Satz 1.12.1.1 Jedes Polynom vom Grad n>=1 über dem Körper K=C der komplexen Zahlen besitzt mindestens eine komplexe Nullstelle.
http://www.iadm.uni-stuttgart.de/Lst...is/node59.html

Der Satz ist fuer praktische Anwendungen ungemein wichtig. Zunaechst ein einfacher Fall :
x^2-2*x+1=0 hat die Loesungen x1=1, x2=1
Man erwartet zwei Nullstellen aber diese fallen zusammen auf den Wert x=1.
Wenn man solch eine doppelte oder mehrfache Nullstelle als mehrere Nullstellen unterscheidet, dann lautet der Hauptsatz der Algebra :

Jedes Polynom vom Grad n weist (in C) n Nullstellen auf !
Und dann laesst sich jedes Polynom p(x,n) ungemein praktisch als Produkt darstellen :
p(x,n)=a*(x-x1)(x-x2)....(x-xn)
Wobei x1,x2....xn die Nullstellen sind.
Beispiel :
x^2-2*x+1=(x-1)*(x-1)

Der Satz sollte allgemein gueltig sein um ihn ohne irgendwelche Fallunterscheidungen, Einschraenkungen bequem anwenden zu koennen. Jetzt sagts du : "Hey stimmt doch alles gar nicht !"
"Schau dir mal die Funktion z^2+1=0 an ! (z=x+i*y) Die Funktion schneidet die x Achse nirgends und hat somit keine Nullstelle"

Abb1)

Yoh, tatsaechlich schneidet die Funktion die x Achse nirgends. So ein Mist. Damit wird das nix mit dem Hauptsatz. Oder doch ?
Die Nullstellen von z^+1=0 waeren Wurzel(-1) und -Wurzel(-1). Koennten wir mit diesen beiden irren Zahlen den Hauptsatz retten ? Probieren wir einfach mal aus :
(z- Wurzel(-1))*(z+ Wurzel(-1)) (dritte binomische) = z^2-(Wurzel(-1))^2
Wenn wir fuer Wurzel(-1) ein Symbol i festlegen fuer das gilt : i^2=-1, dann koenten wir unseren Produkt Nullstellensatz weiterhin anwenden.
z^2+1=(z-i)*(z+i)

Das ist super, aber wenn ich z^2+1 betrachte. Wo liegt denn dieses i ? Im Unendlichen ? oder ist es unscharf ? Es soll die x Achse schneiden. f(z)=0. Aber wo ?

EDIT:
Im weiteren betrachte ich aus Anschuungsgruenden |f(z)|=0.
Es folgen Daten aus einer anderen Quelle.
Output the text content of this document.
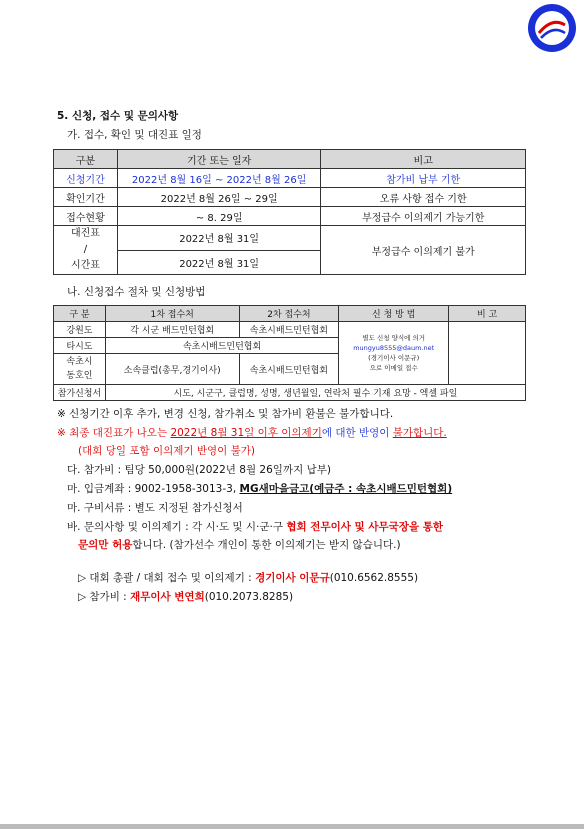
5. 신청, 접수 및 문의사항
가. 접수, 확인 및 대진표 일정
구분	기간 또는 일자	비고
신청기간	2022년 8월 16일 ~ 2022년 8월 26일	참가비 납부 기한
확인기간	2022년 8월 26일 ~ 29일	오류 사항 접수 기한
접수현황	~ 8. 29일	부정급수 이의제기 가능기한

대진표
/
시간표	2022년 8월 31일	부정급수 이의제기 불가
	2022년 8월 31일	
나. 신청접수 절차 및 신청방법
구 분	1차 접수처	2차 접수처	신 청 방 법	비 고
강원도	각 시군 배드민턴협회	속초시배드민턴협회	별도 신청 양식에 의거
mungyu8555@daum.net
(경기이사 이문규)
으로 이메일 접수	

타시도	속초시배드민턴협회			

속초시
동호인	소속클럽(총무,경기이사)	속초시배드민턴협회		
참가신청서	시도, 시군구, 클럽명, 성명, 생년월일, 연락처 필수 기재 요망 - 엑셀 파일			
※ 신청기간 이후 추가, 변경 신청, 참가취소 및 참가비 환불은 불가합니다.
※ 최종 대진표가 나오는 2022년 8월 31일 이후 이의제기에 대한 반영이 불가합니다.
(대회 당일 포함 이의제기 반영이 불가)
다. 참가비 : 팀당 50,000원(2022년 8월 26일까지 납부)
마. 입금계좌 : 9002-1958-3013-3, MG새마을금고(예금주 : 속초시배드민턴협회)
마. 구비서류 : 별도 지정된 참가신청서
바. 문의사항 및 이의제기 : 각 시·도 및 시·군·구 협회 전무이사 및 사무국장을 통한
문의만 허용합니다. (참가선수 개인이 통한 이의제기는 받지 않습니다.)
▷ 대회 총괄 / 대회 접수 및 이의제기 : 경기이사 이문규(010.6562.8555)
▷ 참가비 : 재무이사 변연희(010.2073.8285)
Die Nullstelle liegt direkt vor deiner Nase, blos siehst du sie nicht. Weil Abb1) nur einen Schnitt durch die komplexe Ebene darstellt. Die Im-Achse steht wie eine zusaetzliche Dimension senkrecht auf der x Achse. Das hatten wir bereits gesehen. Sie zeigt somit in die Bildebene, den Monitor hinein.
Eine z-Achse gibt es nicht, denn z ist die komplexe Ebene selbst. f(z)=0 bedeutet somit den Schnitt der Funktion mit dieser Ebene. Praktisch dem Fussboden.
Ich habe mir mal die Muehe gemacht dies 3 D darzustellen :

Abb2)


Der Rahmen zeigt was wir in Abb1) gesehen haben. Lediglich einen Schnitt Im=0 durch die Funktion. Man sieht sehr schoen die Nullstellen (Schnit1 Schnitt 2), Schnitt der Funktion mit der Ebene f(z)=0
Der Schnittpunkt z=i schwebt in Abb1 somit vor dem Monitor und der Schnittpunkt z=-1 befindet sich dahinter
Abb2) sollte zu einem AHA Erlebnis fuehren.Mit der Vorstellung von etwas "Verschmiertem" wird das nix.


Gruesse

Geändert von richy (15.06.11 um 02:23 Uhr)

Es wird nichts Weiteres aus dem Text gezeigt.